Joe Raedle/Getty Images

Data is the oil that fuels AI development, and it gives us many of the advances we take for granted: YouTube captions, Spotify music recommendations, those creepy ads that follow you around the Internet.

But when it comes to collecting useful data, AI experts often have to get creative. Take natural-language processing (NLP), a subfield of AI that focuses on teaching computers how to parse human language. At the annual Conference on Empirical Methods in NLP, experts presented a broad range of research that drew on information gathered in some ingenious ways. We’ve summarized four of our favorite projects below.

SPANGLISH

Among the papers on multilingual NLP this year, Microsoft presented one that focused on processing “code-mixed language”—text or speech that switches fluidly between two languages. Considering that more than half of the world’s population is multilingual, this understudied area is important.

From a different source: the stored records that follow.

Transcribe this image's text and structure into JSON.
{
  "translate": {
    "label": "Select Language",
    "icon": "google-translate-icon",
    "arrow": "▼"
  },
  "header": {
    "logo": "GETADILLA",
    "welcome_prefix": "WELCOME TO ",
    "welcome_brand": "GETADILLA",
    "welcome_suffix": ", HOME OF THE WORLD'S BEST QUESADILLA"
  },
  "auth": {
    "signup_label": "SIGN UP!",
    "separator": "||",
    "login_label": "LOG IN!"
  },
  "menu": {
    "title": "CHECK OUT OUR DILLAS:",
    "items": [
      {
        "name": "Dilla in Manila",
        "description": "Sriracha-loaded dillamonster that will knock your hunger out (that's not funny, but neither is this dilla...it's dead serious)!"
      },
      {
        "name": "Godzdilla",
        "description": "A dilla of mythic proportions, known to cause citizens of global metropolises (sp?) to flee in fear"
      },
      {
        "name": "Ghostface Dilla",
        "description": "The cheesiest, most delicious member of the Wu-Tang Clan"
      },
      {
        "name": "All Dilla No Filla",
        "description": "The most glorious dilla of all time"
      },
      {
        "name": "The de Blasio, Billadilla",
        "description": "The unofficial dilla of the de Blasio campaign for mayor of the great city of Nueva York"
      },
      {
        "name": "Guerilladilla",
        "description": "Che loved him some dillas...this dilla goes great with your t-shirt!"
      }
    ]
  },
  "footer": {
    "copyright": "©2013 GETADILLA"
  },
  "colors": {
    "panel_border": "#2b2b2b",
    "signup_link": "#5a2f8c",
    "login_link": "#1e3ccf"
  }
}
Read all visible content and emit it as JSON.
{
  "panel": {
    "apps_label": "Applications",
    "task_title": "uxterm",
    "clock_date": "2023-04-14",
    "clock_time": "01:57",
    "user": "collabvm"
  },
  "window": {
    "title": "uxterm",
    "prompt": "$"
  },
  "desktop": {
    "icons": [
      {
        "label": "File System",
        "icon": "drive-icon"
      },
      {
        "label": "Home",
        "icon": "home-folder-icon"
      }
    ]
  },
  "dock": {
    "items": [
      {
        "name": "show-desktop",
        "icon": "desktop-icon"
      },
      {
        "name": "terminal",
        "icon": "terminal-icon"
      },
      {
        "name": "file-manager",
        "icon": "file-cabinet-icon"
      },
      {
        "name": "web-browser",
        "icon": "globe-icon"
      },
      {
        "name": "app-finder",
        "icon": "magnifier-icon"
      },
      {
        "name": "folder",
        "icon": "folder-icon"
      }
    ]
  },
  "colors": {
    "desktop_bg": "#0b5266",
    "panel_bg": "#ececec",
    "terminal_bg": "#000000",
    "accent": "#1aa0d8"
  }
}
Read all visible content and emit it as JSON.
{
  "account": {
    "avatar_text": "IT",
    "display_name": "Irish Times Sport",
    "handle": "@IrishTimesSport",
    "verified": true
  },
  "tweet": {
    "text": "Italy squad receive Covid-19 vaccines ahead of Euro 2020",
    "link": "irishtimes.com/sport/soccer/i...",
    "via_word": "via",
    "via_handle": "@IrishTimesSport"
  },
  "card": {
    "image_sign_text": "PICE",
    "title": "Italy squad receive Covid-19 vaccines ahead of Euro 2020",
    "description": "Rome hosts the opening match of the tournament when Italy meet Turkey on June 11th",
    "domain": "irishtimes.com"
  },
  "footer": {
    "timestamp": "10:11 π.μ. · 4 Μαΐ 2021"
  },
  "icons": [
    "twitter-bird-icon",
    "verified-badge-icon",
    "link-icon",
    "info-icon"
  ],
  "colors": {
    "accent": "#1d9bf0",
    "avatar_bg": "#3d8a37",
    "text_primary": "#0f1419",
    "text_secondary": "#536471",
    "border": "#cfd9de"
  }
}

The researchers started with Spanglish (Spanish and English), but they lacked enough Spanglish text to train the machine. As common as code-mixing is in multilingual conversation, it’s rarely found in text. To overcome that challenge, the researchers wrote a program to pop English into the Microsoft Bing translator and weave some phrases from the Spanish translation back into the original text. The program made sure the words and phrases that were swapped had the same meaning. Just like that, they were able to create as much Spanglish as they needed.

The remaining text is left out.